To  learn more about Professor Velian and her research, visit her faculty page, research group website, or contact her directly.

Ashleigh Theberge

Ashleigh Theberge
Professor

Professor Ashleigh Theberge’s research group, Bioanalytical Chemistry for Medicine and the Environment (BCME), studies chemical mechanisms underlying asthma, allergy, infectious diseases, urologic conditions, kidney disease, rheumatic conditions, transgender health, and environmental exposures. They develop analytical chemistry tools to advance medicine, including biomimetic microfluidic systems for integrated cell culture and analysis and at-home sampling tools for diagnostics (blood, saliva) and environmental monitoring. The Theberge group collaborates closely with clinicians to investigate how chemical processes are linked to patient symptoms. A related emerging area of research within the Theberge group centers on developing culture models and molecular isolation tools to study microbial signaling in the environment and agriculture.

Theberge is an adjunct member of the urology faculty in the UW School of Medicine. She holds numerous patents and has received several awards including a Camille Dreyfus Teacher-Scholar Award, Sloan Research Fellowship in Chemistry, Packard Fellowship for Science and Engineering, Beckman Young Investigator Award, NIH Maximizing Investigators’ Research Award (MIRA), and a Kavli Microbiome Ideas Challenge Award grant. She has also been recognized for her efforts in mentoring and diversity, equity, and inclusion (DEI) with a University of Washington Undergraduate Research Mentor Award (2021), and she was named a Howard Hughes Medical Institute (HHMI) Gilliam Mentor (2021).
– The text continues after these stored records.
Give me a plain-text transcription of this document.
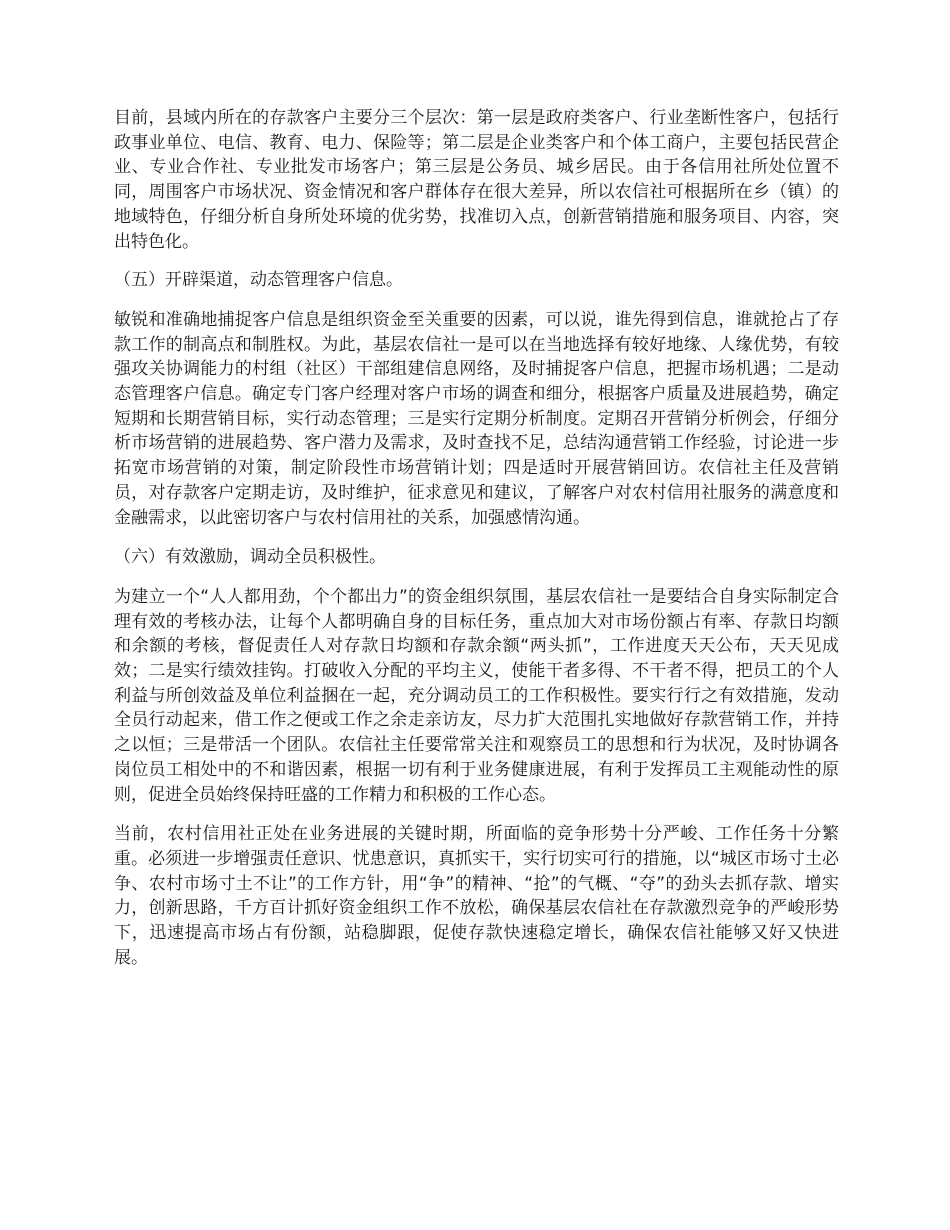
目前，县域内所在的存款客户主要分三个层次：第一层是政府类客户、行业垄断性客户，包括行政事业单位、电信、教育、电力、保险等；第二层是企业类客户和个体工商户，主要包括民营企业、专业合作社、专业批发市场客户；第三层是公务员、城乡居民。由于各信用社所处位置不同，周围客户市场状况、资金情况和客户群体存在很大差异，所以农信社可根据所在乡（镇）的地域特色，仔细分析自身所处环境的优劣势，找准切入点，创新营销措施和服务项目、内容，突出特色化。

（五）开辟渠道，动态管理客户信息。

敏锐和准确地捕捉客户信息是组织资金至关重要的因素，可以说，谁先得到信息，谁就抢占了存款工作的制高点和制胜权。为此，基层农信社一是可以在当地选择有较好地缘、人缘优势，有较强攻关协调能力的村组（社区）干部组建信息网络，及时捕捉客户信息，把握市场机遇；二是动态管理客户信息。确定专门客户经理对客户市场的调查和细分，根据客户质量及进展趋势，确定短期和长期营销目标，实行动态管理；三是实行定期分析制度。定期召开营销分析例会，仔细分析市场营销的进展趋势、客户潜力及需求，及时查找不足，总结沟通营销工作经验，讨论进一步拓宽市场营销的对策，制定阶段性市场营销计划；四是适时开展营销回访。农信社主任及营销员，对存款客户定期走访，及时维护，征求意见和建议，了解客户对农村信用社服务的满意度和金融需求，以此密切客户与农村信用社的关系，加强感情沟通。

（六）有效激励，调动全员积极性。

为建立一个“人人都用劲，个个都出力”的资金组织氛围，基层农信社一是要结合自身实际制定合理有效的考核办法，让每个人都明确自身的目标任务，重点加大对市场份额占有率、存款日均额和余额的考核，督促责任人对存款日均额和存款余额“两头抓”，工作进度天天公布，天天见成效；二是实行绩效挂钩。打破收入分配的平均主义，使能干者多得、不干者不得，把员工的个人利益与所创效益及单位利益捆在一起，充分调动员工的工作积极性。要实行行之有效措施，发动全员行动起来，借工作之便或工作之余走亲访友，尽力扩大范围扎实地做好存款营销工作，并持之以恒；三是带活一个团队。农信社主任要常常关注和观察员工的思想和行为状况，及时协调各岗位员工相处中的不和谐因素，根据一切有利于业务健康进展，有利于发挥员工主观能动性的原则，促进全员始终保持旺盛的工作精力和积极的工作心态。

当前，农村信用社正处在业务进展的关键时期，所面临的竞争形势十分严峻、工作任务十分繁重。必须进一步增强责任意识、忧患意识，真抓实干，实行切实可行的措施，以“城区市场寸土必争、农村市场寸土不让”的工作方针，用“争”的精神、“抢”的气概、“夺”的劲头去抓存款、增实力，创新思路，千方百计抓好资金组织工作不放松，确保基层农信社在存款激烈竞争的严峻形势下，迅速提高市场占有份额，站稳脚跟，促使存款快速稳定增长，确保农信社能够又好又快进展。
To learn more about Professor Theberge and her research, read stories recently published by the College of Arts & Sciences on How a Chemistry Lab is Transforming Clinical Research about the BCME Lab and Involving Undergrads in Chemistry Research, a Q&A with Professor Theberge. You may also visit Professor Theberge’s faculty page, research group website, or contact her directly.

Joshua Vaughan smiles for the camera with the cherry blossom trees in the Quad behind him.

Joshua Vaughan
Professor

Research in the Vaughan research group is focused on the development of new tools for high resolution fluorescence microscopy and the application of these tools, along with established ones, to understand the molecular-scale organization of biological systems in their native cellular and tissue contexts. On the tool development side, they are developing chemistries for fluorescent labeling and super-resolution microscopy, novel microscopy instrumentation, and assays for single-cell epigenetics. On the application side, the Vaughan group has partnered with biologists and pathologists to apply advanced imaging tools to the study of nephrology and immune cell development. Their diverse skill sets in chemistry, biology, and optics allow them to tackle these interdisciplinary problems.

Professor Joshua Vaughan is an adjunct professor in the Department of Physiology and Biophysics and a member of the Biological Physics, Structure, & Design program, an interdisciplinary PhD program at the UW. In 2022, he was awarded a $1.3 million grant from the W. M. Keck Foundation to lead an interdisciplinary group to study technologies that can be used to analyze structures of living cells.